Re: [PATCH 0/3] Enable namespaced file capabilities

From: Serge E. Hallyn
Date: Thu Jun 22 2017 - 21:20:48 EST


Quoting James Bottomley (James.Bottomley@xxxxxxxxxxxxxxxxxxxxx):
> On Thu, 2017-06-22 at 18:36 -0500, Serge E. Hallyn wrote:
> > Yes, the use case is: to allow root in the container to set the
> > privilege itself, without endangering any resources not owned by
> > that root.
>
> OK, so you envisage the same filesystem being mounted in different user
> namespaces

Well no - in lxd we have a separate filesystem for each container.
The filesystems are not shared.

> and being able to see their own value for the xattr. It
> still seems a bit weird that they'd be able to change file contents and
> have that seen by the other userns but not xattrs.

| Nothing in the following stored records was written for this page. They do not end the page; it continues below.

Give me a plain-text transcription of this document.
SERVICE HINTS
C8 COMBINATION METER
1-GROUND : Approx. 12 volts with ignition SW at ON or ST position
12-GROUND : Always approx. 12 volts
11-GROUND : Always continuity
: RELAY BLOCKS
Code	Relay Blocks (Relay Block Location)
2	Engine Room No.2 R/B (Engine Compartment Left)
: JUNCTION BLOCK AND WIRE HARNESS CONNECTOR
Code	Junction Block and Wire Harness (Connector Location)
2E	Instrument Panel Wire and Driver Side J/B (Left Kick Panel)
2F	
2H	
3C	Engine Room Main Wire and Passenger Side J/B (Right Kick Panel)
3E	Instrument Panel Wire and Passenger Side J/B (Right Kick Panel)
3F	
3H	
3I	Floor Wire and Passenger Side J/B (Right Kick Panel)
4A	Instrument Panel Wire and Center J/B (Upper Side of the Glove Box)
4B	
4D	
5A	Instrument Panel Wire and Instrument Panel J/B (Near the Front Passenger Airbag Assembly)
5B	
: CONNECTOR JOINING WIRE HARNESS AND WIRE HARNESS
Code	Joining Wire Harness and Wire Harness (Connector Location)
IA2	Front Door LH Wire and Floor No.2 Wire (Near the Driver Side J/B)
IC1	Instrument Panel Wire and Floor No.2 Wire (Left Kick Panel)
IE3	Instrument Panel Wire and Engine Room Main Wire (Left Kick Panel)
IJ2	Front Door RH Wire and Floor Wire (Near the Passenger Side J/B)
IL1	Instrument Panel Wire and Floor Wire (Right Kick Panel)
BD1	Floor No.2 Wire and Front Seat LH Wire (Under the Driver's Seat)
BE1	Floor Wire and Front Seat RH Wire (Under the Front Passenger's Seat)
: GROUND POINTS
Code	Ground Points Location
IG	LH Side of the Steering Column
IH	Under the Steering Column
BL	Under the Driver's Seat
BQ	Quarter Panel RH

Not sure what you mean. If they have privilege over the inode, they
can write a xattr targeted at their own root userid.

> > If you're going to have a root owned host-wide
> > orchestration system setting up the rootfs, then you don't
> > necessary need this at all.
>
> I wasn't thinking it would be root owned, just that it would have a
> predefined range of allowed uids and be able to map multiple containers
> to subsets of these.

Hm. In that case they should not be allowed to write your proposed
'security.capability@uid' capability, because that would also grant
capabilities over subuids which they were not delegated.

(but see below)

> > As you say a @uid to say "any unprivileged userns" might be useful.
> > The implication is that root on the host doesn't trust the image
> > enough to write a real global file capability, but trusts it enough
> > to 'endanger' all containers on the host. If that's the case, I have
> > no objection to adding this as a feature.
>
> Yes, precisely. The filesystem is certified as permitted to override
> the xattr whatever unprivileged mapping for root is in place.
>
> How would we effect the switch? I suppose some global flag because I
> can't see we'd be mixing use cases in a physical system.

I might be confused. But thought CAP_SETFCAP against init_user_ns would
be required to set 'security.capability@uid'. That, or you could create
a user namespace mapping [ 1 - 4294967295 ] to [ 0 = 4294967294 ], and
have CAP_SETFCAP against that namespace. Which would allow you to run
without host root privilege.

-serge